Technological innovation (LNTI) reports an average value of 8.52, with a relatively high standard deviation of 2.37 and a maximum of 14.36, indicating a substantial disparity in innovation performance among BRICS nations. This heterogeneity is mainly driven by differences in R&D investment, technological capabilities, and institutional support. For instance, China demonstrates significantly higher patent activity due to its strong innovation ecosystem and policy support, whereas India and other emerging economies exhibit relatively lower levels of green patent development due to resource and infrastructure constraints
Green finance (LNGF) shows a mean value of −0.43, a relatively high standard deviation of 1.47, and a maximum of 2.90, indicating substantial disparities in financial sector development and the mobilization of sustainable finance across BRICS countries..

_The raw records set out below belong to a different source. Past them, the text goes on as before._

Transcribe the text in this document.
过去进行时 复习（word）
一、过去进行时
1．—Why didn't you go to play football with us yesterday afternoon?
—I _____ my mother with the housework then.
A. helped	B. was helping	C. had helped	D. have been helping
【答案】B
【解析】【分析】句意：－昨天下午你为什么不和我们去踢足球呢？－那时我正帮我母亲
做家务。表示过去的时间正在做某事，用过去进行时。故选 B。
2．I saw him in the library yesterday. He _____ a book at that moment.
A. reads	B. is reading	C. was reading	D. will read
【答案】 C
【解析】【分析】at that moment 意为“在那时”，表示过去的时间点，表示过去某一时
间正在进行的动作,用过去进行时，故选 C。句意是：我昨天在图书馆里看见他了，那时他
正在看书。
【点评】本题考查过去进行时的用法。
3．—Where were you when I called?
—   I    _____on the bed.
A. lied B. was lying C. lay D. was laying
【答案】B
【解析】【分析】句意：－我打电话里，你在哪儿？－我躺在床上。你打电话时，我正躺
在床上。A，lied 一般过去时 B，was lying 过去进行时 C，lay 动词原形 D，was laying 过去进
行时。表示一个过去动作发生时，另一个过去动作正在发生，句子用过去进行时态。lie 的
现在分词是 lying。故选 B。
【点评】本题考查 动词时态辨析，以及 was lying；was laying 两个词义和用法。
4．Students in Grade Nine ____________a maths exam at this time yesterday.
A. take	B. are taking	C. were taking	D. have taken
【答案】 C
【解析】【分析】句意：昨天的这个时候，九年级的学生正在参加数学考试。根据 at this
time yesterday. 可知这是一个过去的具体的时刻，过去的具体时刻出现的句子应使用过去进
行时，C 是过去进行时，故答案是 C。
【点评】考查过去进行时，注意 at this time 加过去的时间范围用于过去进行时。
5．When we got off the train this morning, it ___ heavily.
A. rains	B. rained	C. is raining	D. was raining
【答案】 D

Economic growth (LNGDP) has an average of 8.07, with a standard deviation of 0.98 and a maximum value of 9.48, reflecting relatively stable but differentiated income levels across BRICS economies. This moderate variation is primarily driven by differences in economic size, industrial structure, and growth trajectories.
Trade openness (LNTO) records a mean of 3.70, a low standard deviation of 0.32, and a maximum of 4.19, suggesting relatively stable trade integration among BRICS countries
4.2. Correlation Analysis
Table 3, reports the correlation coefficients among the variables. Carbon emissions (LNCO₂) are negatively correlated with green energy transition (-0.91), technological innovation (0.02), and green finance (-0.44), suggesting that improvements in renewable energy use, innovation capacity, and sustainable finance are associated with lower emission levels in BRICS countries.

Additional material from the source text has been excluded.